Marco si sentì proprio come quel frammento di materia
organica. Soprattutto adesso che oltre alla credibilità, aveva perso il proprio
futuro, come altre migliaia di persone.
Ilaria gli batté sulla spalla e cercò di tirare su il
morale, andato a raso terra.
“Finché c'è vita, c'é speranza!”
“Se ci sarà vita!” sospirò lui.
La ragazza scosse i bei capelli, poi sedé sulla panchina,
come esausta.
“Non posso darti torto. Però... – scattò immediatamente,
sorprendendolo come sempre, e lo afferrò per il braccio – Su, andiamo!”
Lo trascinò in un bar, dove bevvero caffé
a mangiarono un croissant alla marmellata, dolce come i pensieri che avrebbero
voluto pensare. E intanto, il progetto veniva
abbozzato e poi realizzato sotto gli occhi di tutti: del vecchio cinico, di
Marco e Ilaria, che avrebbero continuato a lavorare per la verità, del bambino
finalmente nato e condannato dalle statistiche dell'Asl,
della gente comune, vittima dei giochi potere, delle Autorità, uomini e donne
soggiogate al circolo della burocrazia alienante e anti-vitale, degli
industriali, dalle sempre-rosee
previsioni.
Mi alzo dal terreno nudo esalante vapori e umidità.

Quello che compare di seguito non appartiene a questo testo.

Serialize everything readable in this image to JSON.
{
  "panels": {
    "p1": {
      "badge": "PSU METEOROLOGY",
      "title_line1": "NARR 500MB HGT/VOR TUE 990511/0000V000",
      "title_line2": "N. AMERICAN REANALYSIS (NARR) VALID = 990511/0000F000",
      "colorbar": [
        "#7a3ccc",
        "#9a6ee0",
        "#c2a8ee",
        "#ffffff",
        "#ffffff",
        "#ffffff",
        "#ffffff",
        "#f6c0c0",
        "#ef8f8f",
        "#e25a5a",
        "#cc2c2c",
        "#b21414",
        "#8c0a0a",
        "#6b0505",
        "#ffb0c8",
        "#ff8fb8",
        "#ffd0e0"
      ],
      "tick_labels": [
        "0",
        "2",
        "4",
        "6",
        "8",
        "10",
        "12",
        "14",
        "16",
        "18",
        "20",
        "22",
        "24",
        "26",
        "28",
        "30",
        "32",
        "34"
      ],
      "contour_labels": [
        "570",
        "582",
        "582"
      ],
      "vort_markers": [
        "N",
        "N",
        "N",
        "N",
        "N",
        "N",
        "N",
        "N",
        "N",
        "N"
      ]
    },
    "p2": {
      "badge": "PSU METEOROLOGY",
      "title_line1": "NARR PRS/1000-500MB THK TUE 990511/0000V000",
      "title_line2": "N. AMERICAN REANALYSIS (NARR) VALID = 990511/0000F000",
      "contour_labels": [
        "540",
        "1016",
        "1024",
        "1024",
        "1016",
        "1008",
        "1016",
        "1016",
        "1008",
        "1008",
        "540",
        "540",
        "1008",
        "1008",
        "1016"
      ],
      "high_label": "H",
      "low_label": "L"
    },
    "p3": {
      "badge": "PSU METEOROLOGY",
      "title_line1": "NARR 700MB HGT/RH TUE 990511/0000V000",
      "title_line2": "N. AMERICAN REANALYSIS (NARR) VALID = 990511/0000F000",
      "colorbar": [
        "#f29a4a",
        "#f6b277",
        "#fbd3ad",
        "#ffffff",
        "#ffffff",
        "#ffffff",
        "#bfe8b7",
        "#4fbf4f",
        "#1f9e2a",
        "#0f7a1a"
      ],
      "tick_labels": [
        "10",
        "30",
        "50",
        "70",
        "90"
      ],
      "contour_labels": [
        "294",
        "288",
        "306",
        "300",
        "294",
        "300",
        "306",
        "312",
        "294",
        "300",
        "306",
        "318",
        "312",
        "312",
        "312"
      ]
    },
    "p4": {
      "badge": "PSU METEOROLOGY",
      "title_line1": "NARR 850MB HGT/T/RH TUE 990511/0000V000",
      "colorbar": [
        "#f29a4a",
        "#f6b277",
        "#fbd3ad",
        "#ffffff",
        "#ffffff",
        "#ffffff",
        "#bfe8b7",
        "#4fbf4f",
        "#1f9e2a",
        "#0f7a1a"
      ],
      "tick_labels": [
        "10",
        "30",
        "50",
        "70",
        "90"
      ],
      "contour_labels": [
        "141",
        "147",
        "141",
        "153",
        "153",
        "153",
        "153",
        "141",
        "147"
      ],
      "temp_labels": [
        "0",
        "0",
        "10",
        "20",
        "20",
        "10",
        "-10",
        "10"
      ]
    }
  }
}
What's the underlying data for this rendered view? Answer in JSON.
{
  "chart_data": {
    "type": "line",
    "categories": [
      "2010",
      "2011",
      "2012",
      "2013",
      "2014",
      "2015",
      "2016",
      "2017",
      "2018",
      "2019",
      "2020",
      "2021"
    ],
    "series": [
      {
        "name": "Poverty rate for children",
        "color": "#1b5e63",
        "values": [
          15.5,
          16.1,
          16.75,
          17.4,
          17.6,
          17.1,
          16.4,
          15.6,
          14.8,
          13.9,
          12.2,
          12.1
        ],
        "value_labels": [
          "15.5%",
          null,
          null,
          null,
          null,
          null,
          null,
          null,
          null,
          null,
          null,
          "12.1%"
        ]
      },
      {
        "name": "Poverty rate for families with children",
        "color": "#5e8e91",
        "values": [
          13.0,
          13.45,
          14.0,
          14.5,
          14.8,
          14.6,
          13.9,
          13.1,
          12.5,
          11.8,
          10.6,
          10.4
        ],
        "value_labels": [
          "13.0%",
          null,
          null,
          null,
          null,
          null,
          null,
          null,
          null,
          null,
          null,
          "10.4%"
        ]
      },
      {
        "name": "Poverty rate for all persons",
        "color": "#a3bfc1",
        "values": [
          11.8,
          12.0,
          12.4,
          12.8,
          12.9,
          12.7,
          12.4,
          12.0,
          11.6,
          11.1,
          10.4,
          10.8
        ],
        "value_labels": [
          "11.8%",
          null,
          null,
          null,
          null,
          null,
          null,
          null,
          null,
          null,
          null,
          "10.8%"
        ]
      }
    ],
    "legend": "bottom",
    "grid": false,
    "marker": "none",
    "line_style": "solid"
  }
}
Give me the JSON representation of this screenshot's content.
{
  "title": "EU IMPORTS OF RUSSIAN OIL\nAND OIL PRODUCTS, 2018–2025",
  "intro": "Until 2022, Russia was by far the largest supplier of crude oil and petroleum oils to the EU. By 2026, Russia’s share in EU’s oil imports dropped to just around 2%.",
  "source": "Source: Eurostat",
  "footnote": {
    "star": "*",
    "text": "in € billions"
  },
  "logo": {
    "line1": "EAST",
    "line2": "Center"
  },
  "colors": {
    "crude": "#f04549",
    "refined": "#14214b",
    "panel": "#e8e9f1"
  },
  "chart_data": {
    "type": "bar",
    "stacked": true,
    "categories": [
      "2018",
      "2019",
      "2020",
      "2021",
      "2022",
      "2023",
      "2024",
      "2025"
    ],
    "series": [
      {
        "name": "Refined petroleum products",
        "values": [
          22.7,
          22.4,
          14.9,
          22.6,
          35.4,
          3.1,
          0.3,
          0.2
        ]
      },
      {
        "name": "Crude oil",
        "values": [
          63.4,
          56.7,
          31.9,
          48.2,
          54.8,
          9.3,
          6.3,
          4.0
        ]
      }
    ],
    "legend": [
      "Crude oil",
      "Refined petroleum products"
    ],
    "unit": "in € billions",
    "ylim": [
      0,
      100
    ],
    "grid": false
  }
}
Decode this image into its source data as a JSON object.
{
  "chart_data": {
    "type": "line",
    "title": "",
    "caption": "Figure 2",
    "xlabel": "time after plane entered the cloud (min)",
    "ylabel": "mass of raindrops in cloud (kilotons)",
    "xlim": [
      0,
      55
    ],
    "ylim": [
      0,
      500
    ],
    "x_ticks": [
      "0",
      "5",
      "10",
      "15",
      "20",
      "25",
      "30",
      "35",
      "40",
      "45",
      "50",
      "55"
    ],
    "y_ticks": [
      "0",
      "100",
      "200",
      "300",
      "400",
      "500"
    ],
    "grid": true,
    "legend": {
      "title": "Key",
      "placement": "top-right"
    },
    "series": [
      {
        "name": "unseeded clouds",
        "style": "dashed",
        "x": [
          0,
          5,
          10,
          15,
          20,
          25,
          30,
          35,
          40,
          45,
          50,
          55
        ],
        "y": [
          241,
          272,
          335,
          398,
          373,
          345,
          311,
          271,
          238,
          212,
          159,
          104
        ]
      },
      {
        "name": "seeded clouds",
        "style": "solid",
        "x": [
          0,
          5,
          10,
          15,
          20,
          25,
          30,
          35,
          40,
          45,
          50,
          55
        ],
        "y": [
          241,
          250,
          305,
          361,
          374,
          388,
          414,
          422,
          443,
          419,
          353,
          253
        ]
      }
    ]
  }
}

Intorno a me, il paesaggio ha acquisito un nuovo aspetto, grazie al velo che la
Bassa usa per nascondersi agli occhi di indiscreti spettatori. Sopra di me i
rami nudi spargono gocce che cadono tra le mie ciglia, riversandosi a terra come
lacrime distillate dalla tristezza. Un brivido mi fa tremare, malgrado il giaccone anti-gelo, stratificazioni di piume e
nylon che, tuttavia, lasciano penetrare il brivido. Lo assaporo in tutta la sua
intensità, insieme al canto della cornacchia, accapponante come lo
stridio delle unghie sulla lavagna.
Poi, sento una goccia, poi un'altra e un'altra ancora.
Cadono su di me, fanno cadere il velo della dolce ancella, che si mostra in
tutta la sua bellezza novembrina. Non ci sono più né i quattro leoni ruggenti,
né la fiamma eterna, né la cappa. Le polemiche, le
trame politiche, le proteste, gli arraffoni che si
fregano le mani per l'affare dell'anno: tutti spariti. Al loro posto,
l'orizzonte cosparso di una tenue bruma, e l'acqua che mi scroscia addosso, profumandomi
dell'essenza dell'autunno. Pioggia che non cancella le tracce del ricordo delle
stagioni più belle, quando la luce, rimbalzando sui campi in
attesa della mietitura, raggiunge il suo apice.
Ho visto l'Apocalisse che era illusione di un Poeta senza
sesso né nome, essere indefinito che vive prima di tutto di carne e di anima.
Che vive e vuole vivere, prima di tutto, di vita.